– Señorita, no se puede pasar con coche, es zona peatonal. Y, de todas formas, tampoco podría pasar caminando porque el parque está cerrado -le dijo un joven policía uniformado.
-Soy Lore Etxeberria, la nueva detective en funciones -le enseñó su placa y sus credenciales por la ventanilla mientras le miraba con aplomo a los ojos-. Me están esperando dentro. ¿Me abre la barrera por favor?
-¡Oh! Perdone, detective. Sabía que se incorporaba usted mañana, vaya, es usted muy joven. En fin, que le abro -respondió el policía, azorado por su metedura de pata-. Tendrá que dejar el coche aquí. No permiten vehículos más allá del perímetro fijado.
-Perfecto, sin problema. Aparcaré aquí mismo. -Dirigió el coche al lado de la furgoneta de los de la Científica, cogió las llaves, sus credenciales y una linterna. Se puso el abrigo y salió a la noche. Hacía frío. Igual tendría que haberse puesto un jersey más grueso en vez de la chaqueta fina que había llevado durante el día.
La mujer entró en el parque y comenzó a caminar por la pista de cemento.
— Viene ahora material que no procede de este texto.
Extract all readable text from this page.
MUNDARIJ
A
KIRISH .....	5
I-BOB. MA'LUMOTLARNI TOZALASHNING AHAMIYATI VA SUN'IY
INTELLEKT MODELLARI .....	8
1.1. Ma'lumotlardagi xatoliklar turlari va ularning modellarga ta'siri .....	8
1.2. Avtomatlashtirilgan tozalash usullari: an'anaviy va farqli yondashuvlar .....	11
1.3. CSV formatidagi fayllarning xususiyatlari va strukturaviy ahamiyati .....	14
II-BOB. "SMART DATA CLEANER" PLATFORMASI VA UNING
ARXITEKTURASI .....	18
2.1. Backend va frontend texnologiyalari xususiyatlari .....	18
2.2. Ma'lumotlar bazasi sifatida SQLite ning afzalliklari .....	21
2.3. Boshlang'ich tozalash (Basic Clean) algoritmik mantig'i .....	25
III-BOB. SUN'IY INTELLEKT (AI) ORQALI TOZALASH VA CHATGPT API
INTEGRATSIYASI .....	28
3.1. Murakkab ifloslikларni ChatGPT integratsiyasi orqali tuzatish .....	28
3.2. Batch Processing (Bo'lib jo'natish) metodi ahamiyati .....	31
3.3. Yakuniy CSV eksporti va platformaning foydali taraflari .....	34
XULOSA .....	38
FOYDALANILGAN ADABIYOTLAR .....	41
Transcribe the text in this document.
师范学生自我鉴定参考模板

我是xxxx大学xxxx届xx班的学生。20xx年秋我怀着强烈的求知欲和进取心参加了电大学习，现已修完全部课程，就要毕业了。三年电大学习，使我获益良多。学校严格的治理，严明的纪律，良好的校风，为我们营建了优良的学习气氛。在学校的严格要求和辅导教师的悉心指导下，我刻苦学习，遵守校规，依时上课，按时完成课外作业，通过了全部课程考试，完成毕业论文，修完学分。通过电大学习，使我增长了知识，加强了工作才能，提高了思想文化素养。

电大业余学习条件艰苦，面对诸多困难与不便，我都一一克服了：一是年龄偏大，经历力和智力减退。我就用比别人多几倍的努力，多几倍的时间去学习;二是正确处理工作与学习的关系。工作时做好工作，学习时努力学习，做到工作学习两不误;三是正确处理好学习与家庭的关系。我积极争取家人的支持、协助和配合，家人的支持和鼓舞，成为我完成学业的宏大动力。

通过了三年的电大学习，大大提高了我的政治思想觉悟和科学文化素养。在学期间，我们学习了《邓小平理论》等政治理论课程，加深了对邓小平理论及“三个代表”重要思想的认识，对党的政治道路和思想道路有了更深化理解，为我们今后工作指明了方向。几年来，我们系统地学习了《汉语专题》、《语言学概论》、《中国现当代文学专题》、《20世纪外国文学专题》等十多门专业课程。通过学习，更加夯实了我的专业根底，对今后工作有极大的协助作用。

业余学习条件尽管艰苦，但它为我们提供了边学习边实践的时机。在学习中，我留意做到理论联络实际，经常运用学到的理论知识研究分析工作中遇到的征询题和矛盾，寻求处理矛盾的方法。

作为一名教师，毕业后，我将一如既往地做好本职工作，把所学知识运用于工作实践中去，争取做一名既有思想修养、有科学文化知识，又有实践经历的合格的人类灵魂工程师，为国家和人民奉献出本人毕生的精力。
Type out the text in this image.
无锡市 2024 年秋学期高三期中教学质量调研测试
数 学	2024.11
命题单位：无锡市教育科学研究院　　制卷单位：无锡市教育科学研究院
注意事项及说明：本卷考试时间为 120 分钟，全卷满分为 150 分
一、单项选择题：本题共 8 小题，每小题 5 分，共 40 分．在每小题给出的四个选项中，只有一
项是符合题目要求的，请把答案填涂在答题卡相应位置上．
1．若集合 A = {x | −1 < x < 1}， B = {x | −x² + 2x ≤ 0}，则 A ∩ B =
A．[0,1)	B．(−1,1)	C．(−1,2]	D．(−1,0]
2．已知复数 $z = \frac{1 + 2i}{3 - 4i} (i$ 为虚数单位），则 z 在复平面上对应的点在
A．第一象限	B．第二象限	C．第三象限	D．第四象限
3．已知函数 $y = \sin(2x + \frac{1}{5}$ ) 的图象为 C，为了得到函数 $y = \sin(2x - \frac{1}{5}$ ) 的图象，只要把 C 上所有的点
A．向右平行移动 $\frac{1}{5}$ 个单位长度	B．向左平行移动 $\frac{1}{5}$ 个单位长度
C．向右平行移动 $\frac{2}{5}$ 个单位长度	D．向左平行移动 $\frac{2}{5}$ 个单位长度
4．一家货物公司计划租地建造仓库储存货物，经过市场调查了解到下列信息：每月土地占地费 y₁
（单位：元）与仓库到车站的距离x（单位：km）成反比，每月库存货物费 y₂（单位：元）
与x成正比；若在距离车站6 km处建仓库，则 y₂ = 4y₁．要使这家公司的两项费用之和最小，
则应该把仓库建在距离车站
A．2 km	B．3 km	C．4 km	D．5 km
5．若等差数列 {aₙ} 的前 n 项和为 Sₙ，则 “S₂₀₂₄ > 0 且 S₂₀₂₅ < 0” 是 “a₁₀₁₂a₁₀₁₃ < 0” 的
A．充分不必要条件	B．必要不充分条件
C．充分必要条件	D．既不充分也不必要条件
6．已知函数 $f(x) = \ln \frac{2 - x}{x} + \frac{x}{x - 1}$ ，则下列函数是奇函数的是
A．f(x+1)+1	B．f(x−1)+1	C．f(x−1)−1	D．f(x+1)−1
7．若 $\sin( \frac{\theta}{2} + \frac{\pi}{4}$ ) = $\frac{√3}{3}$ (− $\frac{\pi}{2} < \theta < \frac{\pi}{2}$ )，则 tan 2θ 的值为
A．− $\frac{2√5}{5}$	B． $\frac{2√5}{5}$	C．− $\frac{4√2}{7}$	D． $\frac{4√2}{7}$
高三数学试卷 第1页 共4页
Aunque tenía prisa por llegar, iba despacio. Para alguien que la hubiera visto, podría haber parecido una turista observando a su alrededor con aire distraído. Sin embargo, la Inspectora observaba con cuidado cada mínimo detalle del camino, del asfaltado, de los bancos, del césped y de la zona boscosa que llegaba hasta el río. Tenía una gran capacidad de observación y una memoria minuciosa que le habían ayudado a lograr el puesto siendo todavía relativamente joven. Era una comisaría pequeña en un pueblo en el que casi nunca pasaba nada, pero para ella era suficiente. Allí podría trabajar en su pasión, sin sufrir las presiones que había tenido en su otro destino.
También observaba el flujo de lo que ella llamaba las “sombras”. No eran más que los espíritus de quienes en otro tiempo estuvieron vivos, que se escondían a su paso, huyendo de la luz y el movimiento del equipo de la Policía que ocupaban esa noche el parque. Aunque sabía que no podían rozarla, se paró un momento para no “atropellar” a una que atravesaba la calzada justo delante como si no tuviera conciencia de que ella estaba allí. Tal vez no la tenía. Lore siempre los había visto a ellos. Sin embargo, las sombras no parecían verla a ella. Con los años, seguían produciéndole un cierto sentimiento de rechazo, pero se había acostumbrado, perdiendo prácticamente el miedo absoluto que sentía en su infancia. Aunque podía parecer que se movían de forma errática, ella sabía que había una razón en su manera de desplazarse: Trataban de alejarse de los “vivos” que trabajaban en el parque, usurpando su espacio en la noche.